When Samael released Passage
it marked a turning point for them. With the release of that album they were able to gain a significant number of new fans by introducing them to a novel (at the time) combination of industrial and rhythmic black metal. Passage
succeeded by retaining the main elements that had made their first few albums such favorites among the black metal community, but by also dragging them into a whole new light with the huge percussion, classical flourishes and electronic undertones.
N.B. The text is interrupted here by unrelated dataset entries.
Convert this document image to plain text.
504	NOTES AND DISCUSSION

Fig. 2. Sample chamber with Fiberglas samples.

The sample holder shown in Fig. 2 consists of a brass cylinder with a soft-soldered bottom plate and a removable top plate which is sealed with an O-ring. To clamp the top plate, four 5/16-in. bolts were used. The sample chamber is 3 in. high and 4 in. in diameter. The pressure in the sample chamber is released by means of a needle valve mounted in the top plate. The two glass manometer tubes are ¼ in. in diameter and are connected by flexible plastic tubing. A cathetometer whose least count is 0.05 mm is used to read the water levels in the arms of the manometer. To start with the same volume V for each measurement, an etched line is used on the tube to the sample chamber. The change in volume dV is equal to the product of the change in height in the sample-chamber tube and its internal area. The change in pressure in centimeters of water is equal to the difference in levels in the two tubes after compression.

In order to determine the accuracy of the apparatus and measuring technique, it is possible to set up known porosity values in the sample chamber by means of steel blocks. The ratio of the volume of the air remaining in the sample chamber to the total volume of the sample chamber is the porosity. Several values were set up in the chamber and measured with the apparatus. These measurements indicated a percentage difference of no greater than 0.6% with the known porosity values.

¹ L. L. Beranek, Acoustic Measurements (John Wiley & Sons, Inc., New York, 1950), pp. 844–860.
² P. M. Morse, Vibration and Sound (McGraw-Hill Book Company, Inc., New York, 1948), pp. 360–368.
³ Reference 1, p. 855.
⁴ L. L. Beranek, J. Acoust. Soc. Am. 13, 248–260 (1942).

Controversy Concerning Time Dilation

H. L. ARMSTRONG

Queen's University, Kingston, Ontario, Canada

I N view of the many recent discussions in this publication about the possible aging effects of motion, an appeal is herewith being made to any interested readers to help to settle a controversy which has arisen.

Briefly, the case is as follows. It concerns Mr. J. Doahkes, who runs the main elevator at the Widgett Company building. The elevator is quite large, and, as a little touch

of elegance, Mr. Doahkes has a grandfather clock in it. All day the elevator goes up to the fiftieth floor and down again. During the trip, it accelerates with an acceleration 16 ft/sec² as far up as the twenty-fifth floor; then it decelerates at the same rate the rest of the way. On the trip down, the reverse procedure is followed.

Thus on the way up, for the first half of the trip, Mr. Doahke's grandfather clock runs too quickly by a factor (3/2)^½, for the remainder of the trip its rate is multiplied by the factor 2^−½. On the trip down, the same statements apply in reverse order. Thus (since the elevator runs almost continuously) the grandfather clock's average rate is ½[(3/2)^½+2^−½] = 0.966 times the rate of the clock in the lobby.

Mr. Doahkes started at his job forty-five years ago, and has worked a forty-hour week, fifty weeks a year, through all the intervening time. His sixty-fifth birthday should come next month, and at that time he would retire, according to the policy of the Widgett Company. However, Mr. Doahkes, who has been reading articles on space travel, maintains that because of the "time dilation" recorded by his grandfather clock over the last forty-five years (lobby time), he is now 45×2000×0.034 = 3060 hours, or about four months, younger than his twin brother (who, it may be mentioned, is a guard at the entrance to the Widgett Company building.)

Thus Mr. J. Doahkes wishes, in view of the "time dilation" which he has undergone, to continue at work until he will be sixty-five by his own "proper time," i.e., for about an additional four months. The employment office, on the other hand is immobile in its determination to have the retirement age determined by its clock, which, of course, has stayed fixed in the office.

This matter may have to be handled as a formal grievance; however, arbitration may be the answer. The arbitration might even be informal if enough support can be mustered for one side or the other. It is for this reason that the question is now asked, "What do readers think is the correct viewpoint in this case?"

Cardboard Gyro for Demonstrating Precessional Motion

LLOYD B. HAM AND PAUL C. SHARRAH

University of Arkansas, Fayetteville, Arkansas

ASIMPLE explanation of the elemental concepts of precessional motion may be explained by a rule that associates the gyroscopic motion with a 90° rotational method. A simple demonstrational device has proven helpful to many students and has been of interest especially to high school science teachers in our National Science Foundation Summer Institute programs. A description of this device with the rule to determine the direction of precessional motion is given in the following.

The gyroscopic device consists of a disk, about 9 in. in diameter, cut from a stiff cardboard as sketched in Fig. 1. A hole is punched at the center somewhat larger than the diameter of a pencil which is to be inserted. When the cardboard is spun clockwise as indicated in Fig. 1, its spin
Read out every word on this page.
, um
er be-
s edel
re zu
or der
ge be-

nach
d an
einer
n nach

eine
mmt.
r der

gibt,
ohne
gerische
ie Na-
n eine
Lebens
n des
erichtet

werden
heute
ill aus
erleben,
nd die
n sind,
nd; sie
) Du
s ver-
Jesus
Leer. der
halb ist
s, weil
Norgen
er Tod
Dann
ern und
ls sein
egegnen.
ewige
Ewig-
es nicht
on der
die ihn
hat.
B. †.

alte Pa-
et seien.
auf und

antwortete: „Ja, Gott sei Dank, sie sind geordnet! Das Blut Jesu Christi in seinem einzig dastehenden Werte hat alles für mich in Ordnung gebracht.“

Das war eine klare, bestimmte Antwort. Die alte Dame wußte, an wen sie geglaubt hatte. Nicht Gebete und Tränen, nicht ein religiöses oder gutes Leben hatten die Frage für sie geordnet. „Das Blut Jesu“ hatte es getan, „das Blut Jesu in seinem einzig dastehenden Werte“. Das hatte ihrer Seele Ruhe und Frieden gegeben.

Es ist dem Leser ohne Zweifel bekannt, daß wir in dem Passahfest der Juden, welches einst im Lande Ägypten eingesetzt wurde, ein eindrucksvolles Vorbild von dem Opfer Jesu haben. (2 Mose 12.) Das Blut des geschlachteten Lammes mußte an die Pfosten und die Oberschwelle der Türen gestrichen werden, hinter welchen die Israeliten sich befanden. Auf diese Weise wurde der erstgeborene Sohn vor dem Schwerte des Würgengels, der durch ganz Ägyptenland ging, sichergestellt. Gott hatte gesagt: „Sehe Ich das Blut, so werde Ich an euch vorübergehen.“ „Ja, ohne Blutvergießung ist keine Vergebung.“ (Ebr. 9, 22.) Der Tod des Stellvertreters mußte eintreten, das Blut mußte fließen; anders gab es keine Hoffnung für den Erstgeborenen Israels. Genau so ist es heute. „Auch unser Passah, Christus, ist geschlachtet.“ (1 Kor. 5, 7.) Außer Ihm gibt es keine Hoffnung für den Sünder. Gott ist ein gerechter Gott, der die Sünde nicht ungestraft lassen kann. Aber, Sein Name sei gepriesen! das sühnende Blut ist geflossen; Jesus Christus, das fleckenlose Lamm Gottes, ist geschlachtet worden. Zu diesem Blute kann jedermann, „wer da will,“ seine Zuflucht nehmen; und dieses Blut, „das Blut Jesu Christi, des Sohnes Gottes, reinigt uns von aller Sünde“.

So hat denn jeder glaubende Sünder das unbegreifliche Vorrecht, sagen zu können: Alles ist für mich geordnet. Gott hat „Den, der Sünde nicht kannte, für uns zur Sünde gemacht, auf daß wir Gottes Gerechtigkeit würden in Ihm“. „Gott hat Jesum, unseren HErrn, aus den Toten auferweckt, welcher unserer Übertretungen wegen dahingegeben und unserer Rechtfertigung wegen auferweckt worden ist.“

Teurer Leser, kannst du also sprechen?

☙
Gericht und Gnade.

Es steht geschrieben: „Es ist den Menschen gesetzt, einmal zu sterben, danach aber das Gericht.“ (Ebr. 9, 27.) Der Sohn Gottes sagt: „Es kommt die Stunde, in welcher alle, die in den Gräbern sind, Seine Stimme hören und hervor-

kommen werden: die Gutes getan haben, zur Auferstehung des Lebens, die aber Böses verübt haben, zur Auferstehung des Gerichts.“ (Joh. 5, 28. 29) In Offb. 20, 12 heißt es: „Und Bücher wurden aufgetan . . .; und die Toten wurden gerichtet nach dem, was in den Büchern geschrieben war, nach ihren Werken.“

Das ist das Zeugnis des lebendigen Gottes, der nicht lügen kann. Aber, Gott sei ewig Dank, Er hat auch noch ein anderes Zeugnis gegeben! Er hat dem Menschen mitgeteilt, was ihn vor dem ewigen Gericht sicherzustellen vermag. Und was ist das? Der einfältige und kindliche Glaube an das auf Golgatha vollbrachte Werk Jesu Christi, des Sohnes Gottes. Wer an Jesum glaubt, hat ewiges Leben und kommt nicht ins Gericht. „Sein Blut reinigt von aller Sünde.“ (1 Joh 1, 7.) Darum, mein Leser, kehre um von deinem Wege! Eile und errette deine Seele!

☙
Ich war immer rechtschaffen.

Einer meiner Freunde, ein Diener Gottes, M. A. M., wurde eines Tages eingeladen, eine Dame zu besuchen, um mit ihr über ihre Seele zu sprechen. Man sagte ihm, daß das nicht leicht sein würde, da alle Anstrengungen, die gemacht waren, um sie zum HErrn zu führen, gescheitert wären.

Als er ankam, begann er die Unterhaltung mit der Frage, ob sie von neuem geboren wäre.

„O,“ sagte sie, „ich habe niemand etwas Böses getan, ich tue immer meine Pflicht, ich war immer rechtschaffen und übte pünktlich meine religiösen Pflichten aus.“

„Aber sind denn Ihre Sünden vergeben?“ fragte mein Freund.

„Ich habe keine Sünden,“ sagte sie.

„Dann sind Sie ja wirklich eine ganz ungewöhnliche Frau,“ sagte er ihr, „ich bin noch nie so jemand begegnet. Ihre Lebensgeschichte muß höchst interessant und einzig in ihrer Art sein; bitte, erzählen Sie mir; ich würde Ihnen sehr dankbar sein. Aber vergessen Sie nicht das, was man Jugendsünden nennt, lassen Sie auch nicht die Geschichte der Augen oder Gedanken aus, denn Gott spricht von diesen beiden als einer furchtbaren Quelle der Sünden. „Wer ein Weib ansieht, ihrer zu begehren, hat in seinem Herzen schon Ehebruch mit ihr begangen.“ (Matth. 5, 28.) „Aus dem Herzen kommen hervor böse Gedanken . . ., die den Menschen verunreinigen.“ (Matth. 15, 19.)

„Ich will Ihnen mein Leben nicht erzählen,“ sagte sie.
Unfortunately, future albums weren’t able to keep the same perfect ratios as they delved headfirst into industrial metal and left the black metal behind. In hindsight, it wasn’t as though these industrial releases were bad (although Eternal
had a lot of growing pains), it was just that they weren’t the Samael that people knew and loved. The growls had been replaced with a slightly processed spoken word delivery that occasionally delved into cringe worthy singing sections, and the black metal riffs had been dropped in favor of your typical looped power chords. Eventually they released their ‘back-to-roots’ album, Above
, by bringing the black metal influences raging back to the forefront, but it still wasn’t classic Samael.
Classic Samael was always about Vorph’s inhuman growls and Xy’s ability to create some of the most infectious percussive grooves in black metal. It was about the cold, nihilistic riffs and desolate atmospheres – and it was definitely about the varied ways that each album brought those elements together. These were all things that Above
barely even touched on, but at least it got the band in the right mindset again. Lux Mundi
marks the return of the bleak riffs that made Ceremony of Opposites
so great. It also throttles back the tempos found on Above
in favor of the rhythmic, mid-paced approach that they have always done so well. This has allowed them to return to the pounding percussion of Passage
, but with an overall vibe that is much more similar to Ceremony of Opposites
’ traditional black metal approach. It shouldn’t come as a surprise that the band also chose to return the classical-influenced keyboards that always contrasted so well with the industrial influences on Passage
, but it may surprise some that Vorph has also returned to the unrestrained growls of old. Of course there are hints of the band’s modern sound such as the occasional spoken word section or industrialized groove, but overall Lux Mundi
is simply classic Samael with just the right amount of their modern sound.